DAVE VORLAND: It Occurs To Me — Thought Of Wes Christenson

Today (Monday) Dorette and I returned from Chicago to attend the annual jazz festival, an event we’ve seldom missed in recent years.

I also marked the 50th anniversary of my graduation from Northwestern University’s Medill School of Journalism.

How time flies.

On Thursday, we took a subway train to Evanston and wandered about the NU campus, including a stop at the journalism building, Fisk Hall. It was at this place and in Medill’s working laboratory — the city of Chicago — that I lived some of the most intense moments of my life.

While there this time, I even purchased a Northwestern-branded purple sweater that will annoy friends who are Gopher or Badger fans.

As I had planned to do if the building was open, we paused at the “Honor Wall” in Fisk that acknowledges the top ranked master’s degree graduate for each year. Probably for the last time, I scanned the burnished metal plates until I reached 1966.

The name inscribed there isn’t mine.

That distinction was awarded to my friend and University of North Dakota classmate, the late Wesley J. Christenson.
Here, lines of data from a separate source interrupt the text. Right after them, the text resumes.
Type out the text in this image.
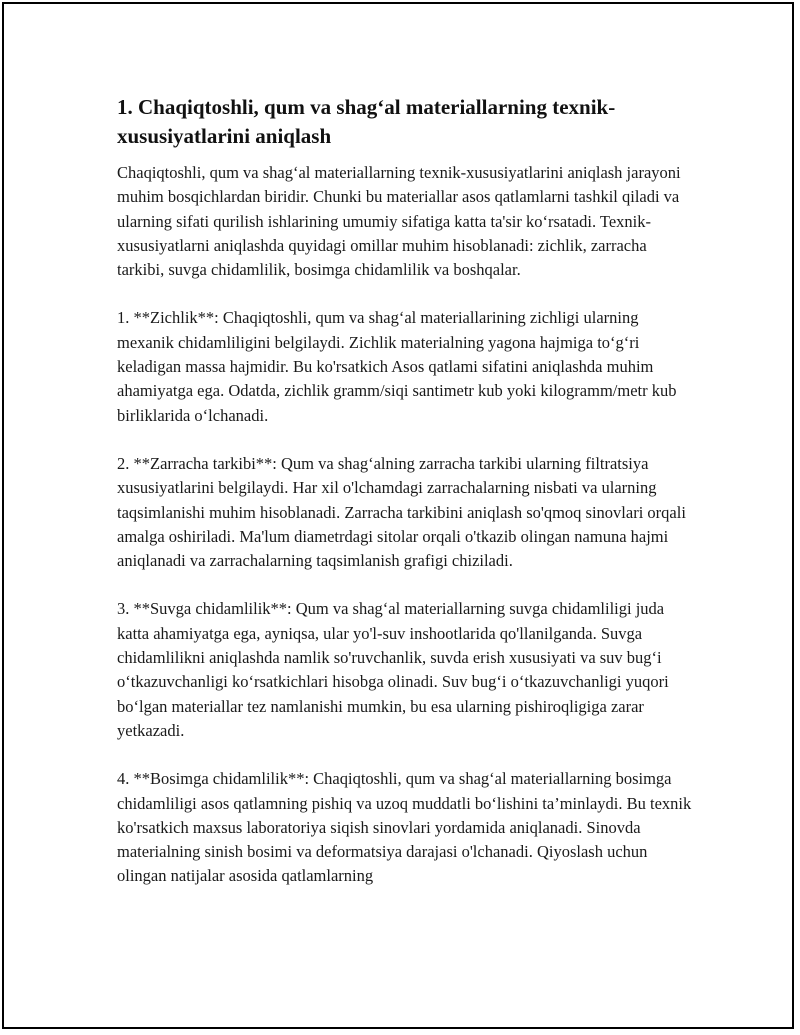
1. Chaqiqtoshli, qum va shag‘al materiallarning texnik-xususiyatlarini aniqlash

Chaqiqtoshli, qum va shag‘al materiallarning texnik-xususiyatlarini aniqlash jarayoni muhim bosqichlardan biridir. Chunki bu materiallar asos qatlamlarni tashkil qiladi va ularning sifati qurilish ishlarining umumiy sifatiga katta ta'sir ko‘rsatadi. Texnik-xususiyatlarni aniqlashda quyidagi omillar muhim hisoblanadi: zichlik, zarracha tarkibi, suvga chidamlilik, bosimga chidamlilik va boshqalar.

1. **Zichlik**: Chaqiqtoshli, qum va shag‘al materiallarining zichligi ularning mexanik chidamliligini belgilaydi. Zichlik materialning yagona hajmiga to‘g‘ri keladigan massa hajmidir. Bu ko'rsatkich Asos qatlami sifatini aniqlashda muhim ahamiyatga ega. Odatda, zichlik gramm/siqi santimetr kub yoki kilogramm/metr kub birliklarida o‘lchanadi.

2. **Zarracha tarkibi**: Qum va shag‘alning zarracha tarkibi ularning filtratsiya xususiyatlarini belgilaydi. Har xil o'lchamdagi zarrachalarning nisbati va ularning taqsimlanishi muhim hisoblanadi. Zarracha tarkibini aniqlash so'qmoq sinovlari orqali amalga oshiriladi. Ma'lum diametrdagi sitolar orqali o'tkazib olingan namuna hajmi aniqlanadi va zarrachalarning taqsimlanish grafigi chiziladi.

3. **Suvga chidamlilik**: Qum va shag‘al materiallarning suvga chidamliligi juda katta ahamiyatga ega, ayniqsa, ular yo'l-suv inshootlarida qo'llanilganda. Suvga chidamlilikni aniqlashda namlik so'ruvchanlik, suvda erish xususiyati va suv bug‘i o‘tkazuvchanligi ko‘rsatkichlari hisobga olinadi. Suv bug‘i o‘tkazuvchanligi yuqori bo‘lgan materiallar tez namlanishi mumkin, bu esa ularning pishiroqligiga zarar yetkazadi.

4. **Bosimga chidamlilik**: Chaqiqtoshli, qum va shag‘al materiallarning bosimga chidamliligi asos qatlamning pishiq va uzoq muddatli bo‘lishini ta’minlaydi. Bu texnik ko'rsatkich maxsus laboratoriya siqish sinovlari yordamida aniqlanadi. Sinovda materialning sinish bosimi va deformatsiya darajasi o'lchanadi. Qiyoslash uchun olingan natijalar asosida qatlamlarning
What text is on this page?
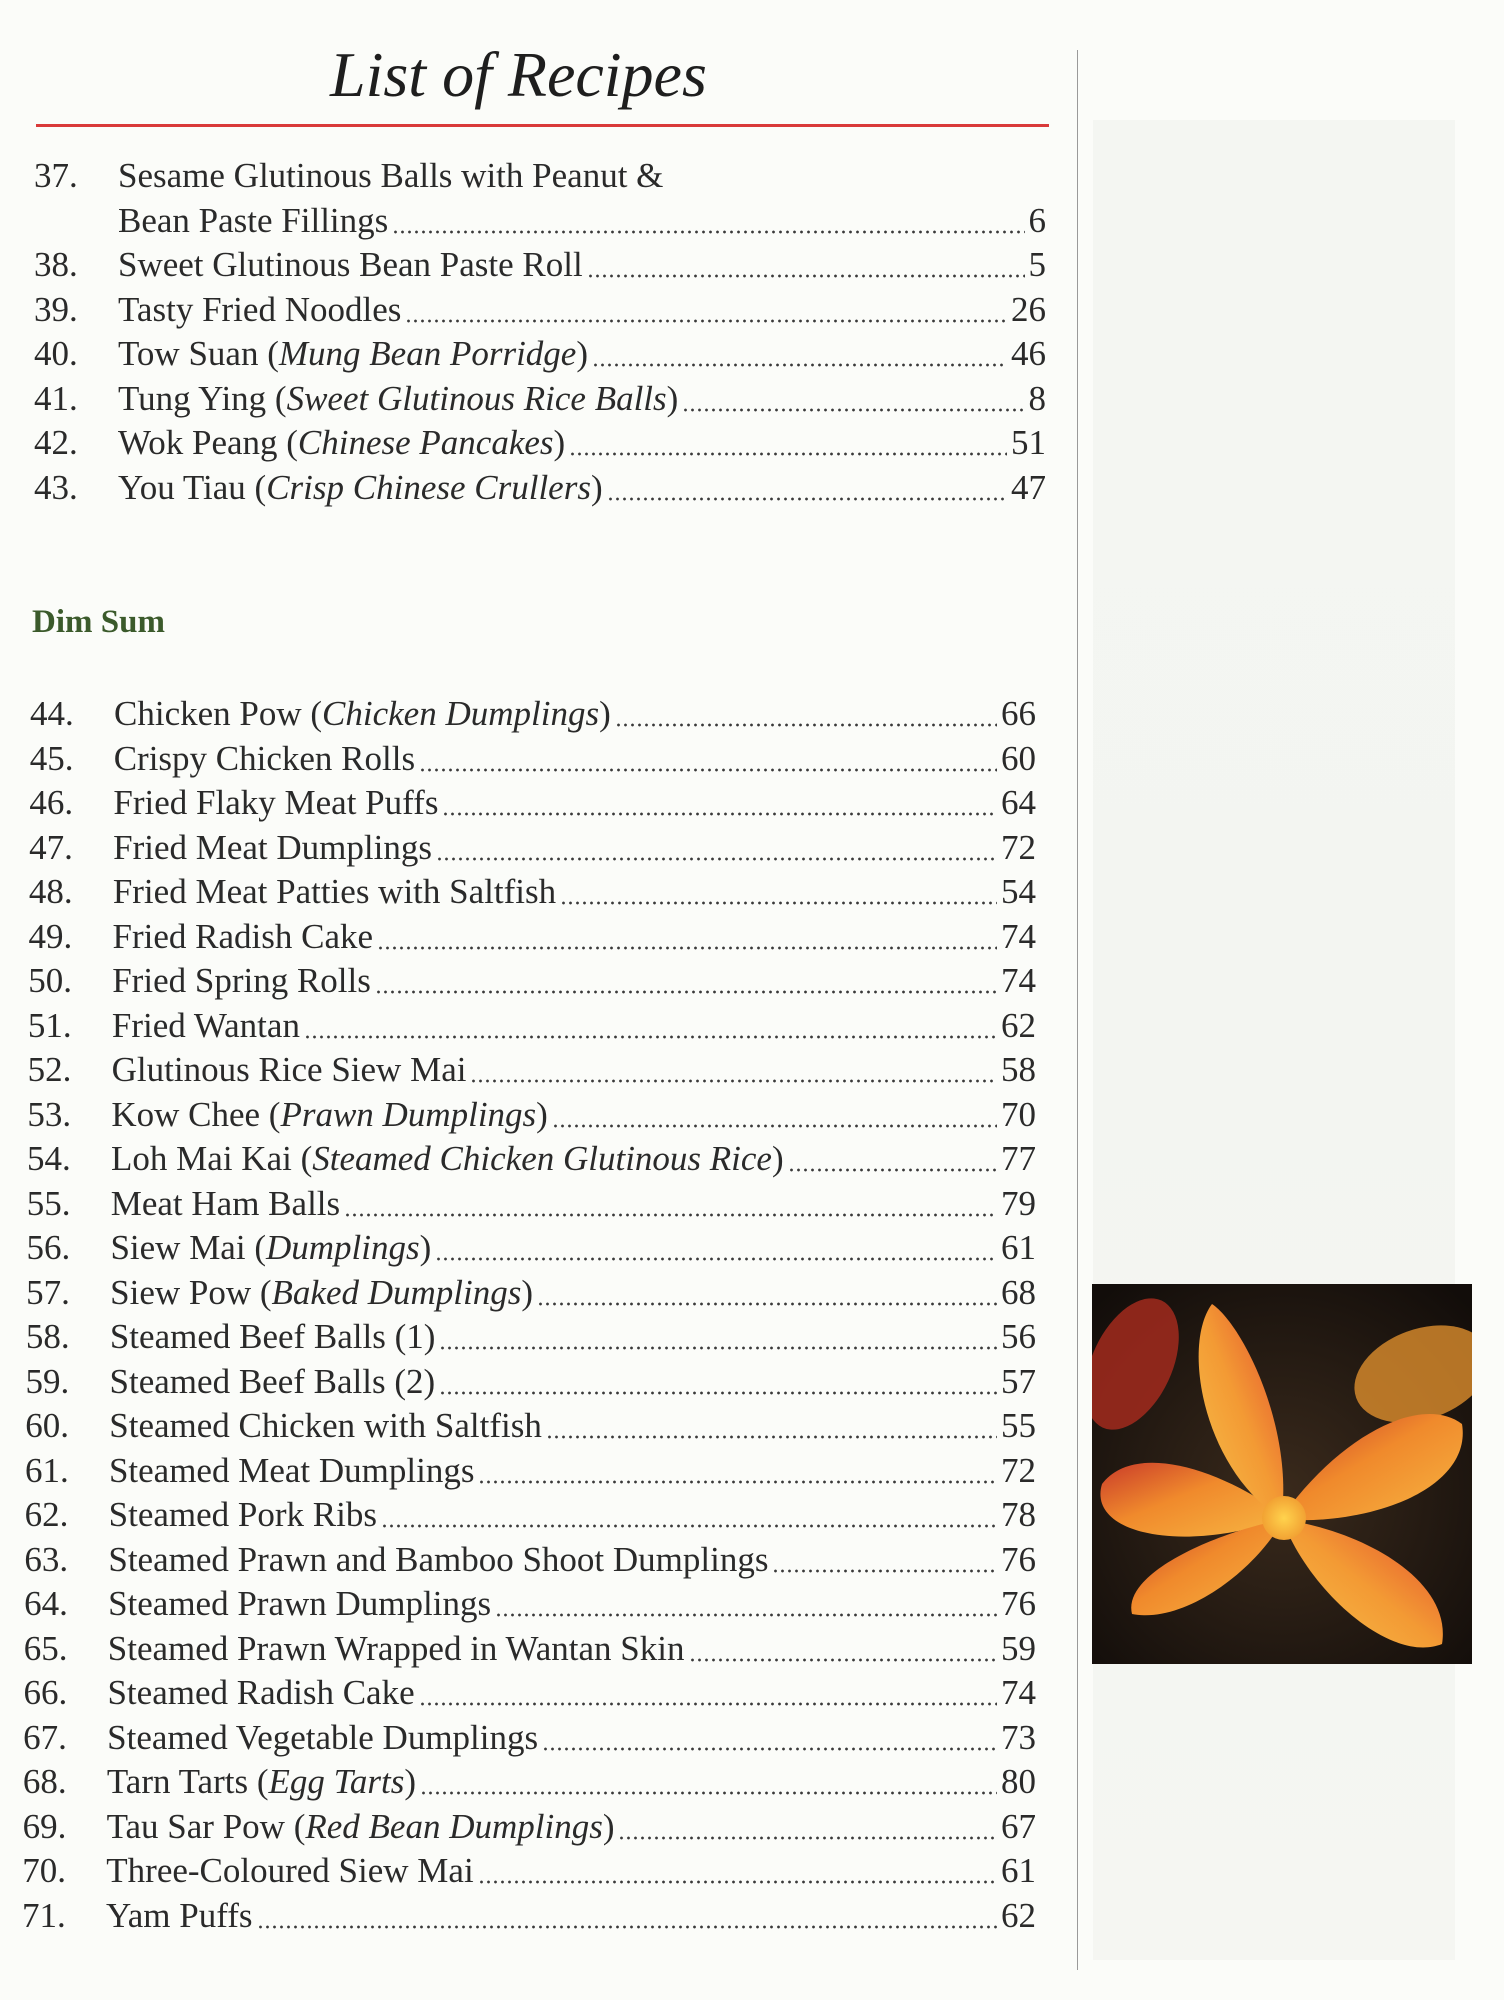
List of Recipes
37.	Sesame Glutinous Balls with Peanut &
Bean Paste Fillings	6
38.	Sweet Glutinous Bean Paste Roll	5
39.	Tasty Fried Noodles	26
40.	Tow Suan (Mung Bean Porridge)	46
41.	Tung Ying (Sweet Glutinous Rice Balls)	8
42.	Wok Peang (Chinese Pancakes)	51
43.	You Tiau (Crisp Chinese Crullers)	47
Dim Sum
44.	Chicken Pow (Chicken Dumplings)	66
45.	Crispy Chicken Rolls	60
46.	Fried Flaky Meat Puffs	64
47.	Fried Meat Dumplings	72
48.	Fried Meat Patties with Saltfish	54
49.	Fried Radish Cake	74
50.	Fried Spring Rolls	74
51.	Fried Wantan	62
52.	Glutinous Rice Siew Mai	58
53.	Kow Chee (Prawn Dumplings)	70
54.	Loh Mai Kai (Steamed Chicken Glutinous Rice)	77
55.	Meat Ham Balls	79
56.	Siew Mai (Dumplings)	61
57.	Siew Pow (Baked Dumplings)	68
58.	Steamed Beef Balls (1)	56
59.	Steamed Beef Balls (2)	57
60.	Steamed Chicken with Saltfish	55
61.	Steamed Meat Dumplings	72
62.	Steamed Pork Ribs	78
63.	Steamed Prawn and Bamboo Shoot Dumplings	76
64.	Steamed Prawn Dumplings	76
65.	Steamed Prawn Wrapped in Wantan Skin	59
66.	Steamed Radish Cake	74
67.	Steamed Vegetable Dumplings	73
68.	Tarn Tarts (Egg Tarts)	80
69.	Tau Sar Pow (Red Bean Dumplings)	67
70.	Three-Coloured Siew Mai	61
71.	Yam Puffs	62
We had been small-town NoDak kids, I in Harvey, Wes in Hettinger. We both won substantial scholarships to Medill. Mine was better, I kidded Wes, because it was free and clear. Later, I wasn’t so sure. His scholarship required him to work part-time for a suburban weekly newspaper chain, experience that later looked great on his vita.

And, in fact, life after Medill was very good for Wes, who became nationally prominent in the field we both chose, higher education.

Among other positions, he was public relations director at Georgetown and Boston Universities.

But later in life, for reasons unclear to me, fortune turned on him. He spiraled downward mentally and physically, dying a solitary, way too early death.

At Fisk Hall, I tipped my hat to Wes and offered up a silent prayer in celebration of having known him when we were both young, and time seemed to stretch ahead without end.